От ответа Ленина обычно отмахиваются как от доказательства его мелкобуржуазной сексуальной ограниченности, поддерживаемой горькой памятью их с Арманд былого романа, но здесь скрыто нечто большее. Наблюдение Ленина заключается в том, что супружеские «поцелуи без любви» и внебрачная «мимолетная связь» есть две стороны одной медали — они оба уходят от совмещения Реального, как в безусловной страстной связи, с формой символического возглашения. Ленин здесь совершенно прав, хотя и не в обыкновенном ханжеском смысле, предпочитающем «нормальный» брак по любви тайному распутству. Лежащее в основе ответа Ленина наблюдение состоит в том, что, в противоположность видимости, любовь и секс не просто различны, но и в конечном итоге несовместимы, что они действуют на совершенно разных уровнях, как агапэ и эрос: любовь милосердна, скромна, стыдлива, тогда как секс жарок, по сути жесток и является самоутверждающим и собственническим (или, наоборот, собственническая любовь выступает против щедрого погружения в сексуальные наслаждения). Но истинное чудо происходит, когда эти два процесса на мгновение совпадают, когда секс «пресуществляется» в акт любви — достижение, реальное/невозможное в точно лаканианском смысле и, таким образом, по сути своей исключительно редкое.
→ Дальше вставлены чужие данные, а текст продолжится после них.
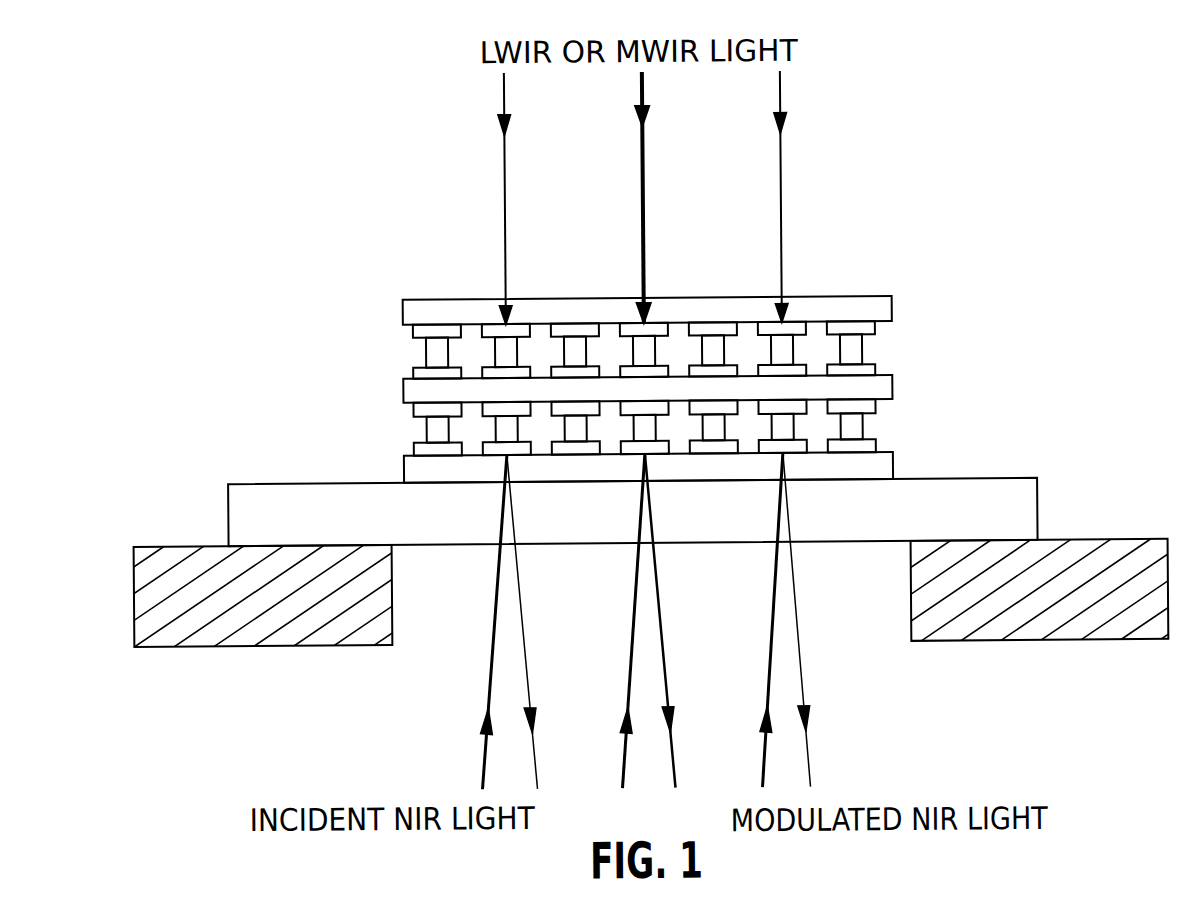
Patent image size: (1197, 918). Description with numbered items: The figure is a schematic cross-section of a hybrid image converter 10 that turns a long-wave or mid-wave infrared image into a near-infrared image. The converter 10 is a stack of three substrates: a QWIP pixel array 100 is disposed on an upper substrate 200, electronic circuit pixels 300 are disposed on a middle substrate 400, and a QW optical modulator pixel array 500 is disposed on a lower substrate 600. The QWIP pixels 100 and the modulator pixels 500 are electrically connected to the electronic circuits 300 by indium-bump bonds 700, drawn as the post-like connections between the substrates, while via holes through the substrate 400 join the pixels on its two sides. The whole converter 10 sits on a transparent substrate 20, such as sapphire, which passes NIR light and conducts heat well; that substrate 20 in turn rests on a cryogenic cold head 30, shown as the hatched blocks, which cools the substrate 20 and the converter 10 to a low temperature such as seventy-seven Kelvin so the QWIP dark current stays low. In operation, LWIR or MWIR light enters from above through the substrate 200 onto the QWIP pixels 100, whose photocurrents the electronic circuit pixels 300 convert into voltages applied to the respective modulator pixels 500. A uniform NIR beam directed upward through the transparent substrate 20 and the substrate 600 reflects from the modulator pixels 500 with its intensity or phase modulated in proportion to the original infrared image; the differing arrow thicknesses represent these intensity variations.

The hybrid image converter 10 is at (396, 262).
The transparent substrate 20 is at (226, 515).
The cryogenic cold head 30 is at (272, 650).
The QWIP pixel array 100 is at (405, 330).
The substrate 200 is at (900, 309).
The electronic circuit pixels 300 is at (405, 410).
The substrate 400 is at (900, 388).
The QW optical modulator pixel array 500 is at (405, 450).
The substrate 600 is at (900, 466).
The indium-bump bonds 700 is at (872, 350).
В наши дни узел, связывающий три уровня, характеризующие традиционную сексуальность (воспроизводство рода, сексуальное наслаждение, любовь), постепенно развязывается: воспроизводство оставляется биогенетическим процедурам, делающим половой акт чем–то избыточным, сам секс превращается в развлекательный досуг, а любовь сводится к сфере «эмоционального удовлетворения». В подобной ситуации тем более ценно напоминание о редких чудесных моментах, в которых два из этих трех измерений все еще могут совпасть, т. е. в которых наслаждение становится знаком любви. Только в такие редкие моменты половой акт становится аутентичным Событием.